Abstract The optical sensors on satellites nowadays provide images covering large areas with a resolution better than 1 meter and with a frequency of more than once a week. This opens up new opportunities to utilize satellite-based information such as periodic monitoring of transport flows and parked vehicles for better transport, urban planning and decision making. Current vehicle detection methods face issues in selection of training data, utilization of augmented data, multivariate classification or complexity of the hardware. The pilot area is located in Prague in the surroundings of the Old Town Square. The WorldView3 panchromatic image with the best available spatial resolution was processed in ENVI, CATALYST Pro and ArcGIS Pro using SVM, KNN, PCA, RT and Faster R-CNN methods.

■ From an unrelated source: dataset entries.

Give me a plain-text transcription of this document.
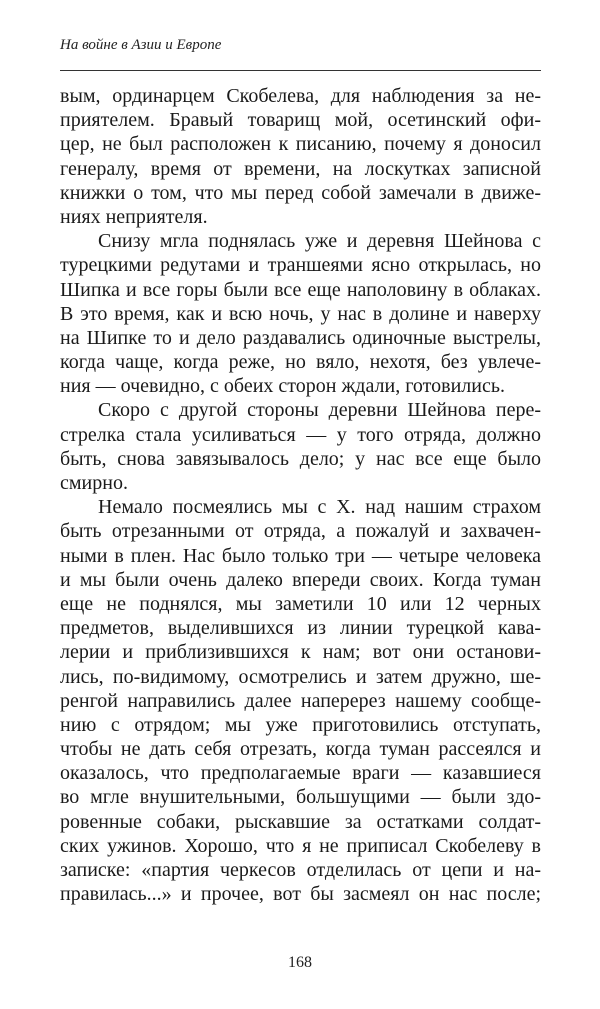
На войне в Азии и Европе
вым, ординарцем Скобелева, для наблюдения за не-
приятелем. Бравый товарищ мой, осетинский офи-
цер, не был расположен к писанию, почему я доносил
генералу, время от времени, на лоскутках записной
книжки о том, что мы перед собой замечали в движе-
ниях неприятеля.
Снизу мгла поднялась уже и деревня Шейнова с
турецкими редутами и траншеями ясно открылась, но
Шипка и все горы были все еще наполовину в облаках.
В это время, как и всю ночь, у нас в долине и наверху
на Шипке то и дело раздавались одиночные выстрелы,
когда чаще, когда реже, но вяло, нехотя, без увлече-
ния — очевидно, с обеих сторон ждали, готовились.
Скоро с другой стороны деревни Шейнова пере-
стрелка стала усиливаться — у того отряда, должно
быть, снова завязывалось дело; у нас все еще было
смирно.
Немало посмеялись мы с Х. над нашим страхом
быть отрезанными от отряда, а пожалуй и захвачен-
ными в плен. Нас было только три — четыре человека
и мы были очень далеко впереди своих. Когда туман
еще не поднялся, мы заметили 10 или 12 черных
предметов, выделившихся из линии турецкой кава-
лерии и приблизившихся к нам; вот они останови-
лись, по-видимому, осмотрелись и затем дружно, ше-
ренгой направились далее наперерез нашему сообще-
нию с отрядом; мы уже приготовились отступать,
чтобы не дать себя отрезать, когда туман рассеялся и
оказалось, что предполагаемые враги — казавшиеся
во мгле внушительными, большущими — были здо-
ровенные собаки, рыскавшие за остатками солдат-
ских ужинов. Хорошо, что я не приписал Скобелеву в
записке: «партия черкесов отделилась от цепи и на-
правилась...» и прочее, вот бы засмеял он нас после;
168
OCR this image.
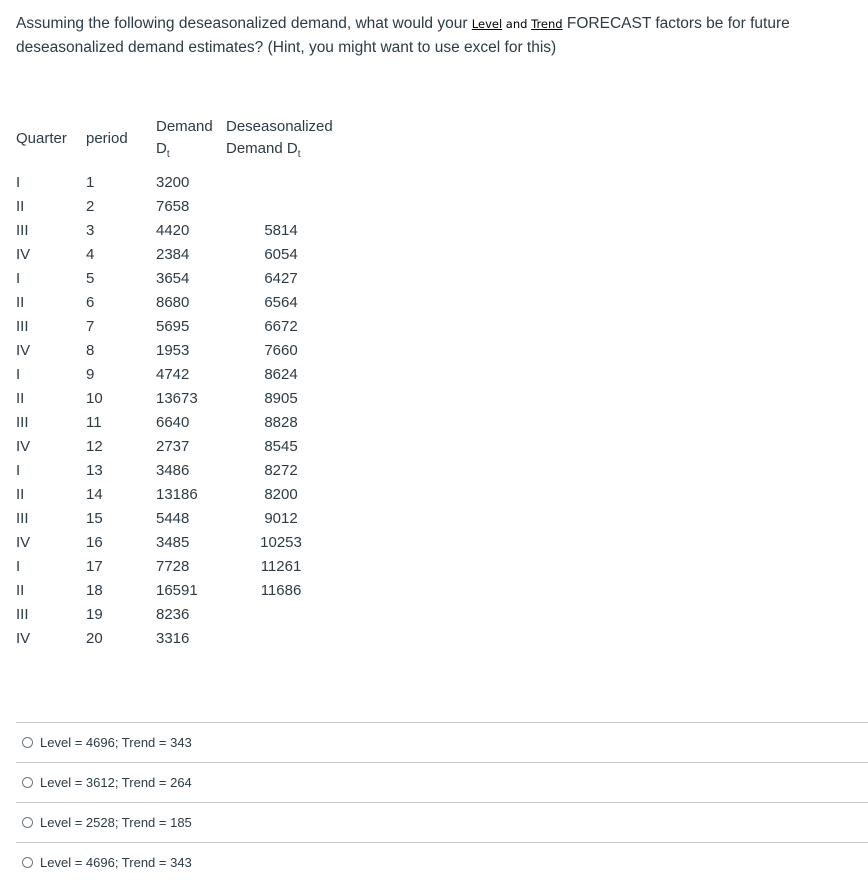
Assuming the following deseasonalized demand, what would your Level and Trend FORECAST factors be for future deseasonalized demand estimates? (Hint, you might want to use excel for this)
Quarter	period	Demand	Deseasonalized
		$D_t$	Demand $D_t$

I	1	3200	
II	2	7658	
III	3	4420	5814
IV	4	2384	6054
I	5	3654	6427
II	6	8680	6564
III	7	5695	6672
IV	8	1953	7660
I	9	4742	8624
II	10	13673	8905
III	11	6640	8828
IV	12	2737	8545
I	13	3486	8272
II	14	13186	8200
III	15	5448	9012
IV	16	3485	10253
I	17	7728	11261
II	18	16591	11686
III	19	8236	
IV	20	3316	
Level = 4696; Trend = 343
Level = 3612; Trend = 264
Level = 2528; Trend = 185
Level = 4696; Trend = 343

Vehicle detection was relatively successful, above all in open public places with neither shade nor vegetation. The best overall performance was provided by SVM in ENVI, for which the achieved F1 score was 74%. The PCA method provided the worst results with an F1 score of 33%. The other methods achieved F1 scores ranging from 61 to 68%. Although vehicle detection using artificial intelligence on panchromatic images is more challenging than on multispectral images, it shows promising results. The following findings contribute to better design of object-based detection of vehicles in an urban environment and applications of data augmentation.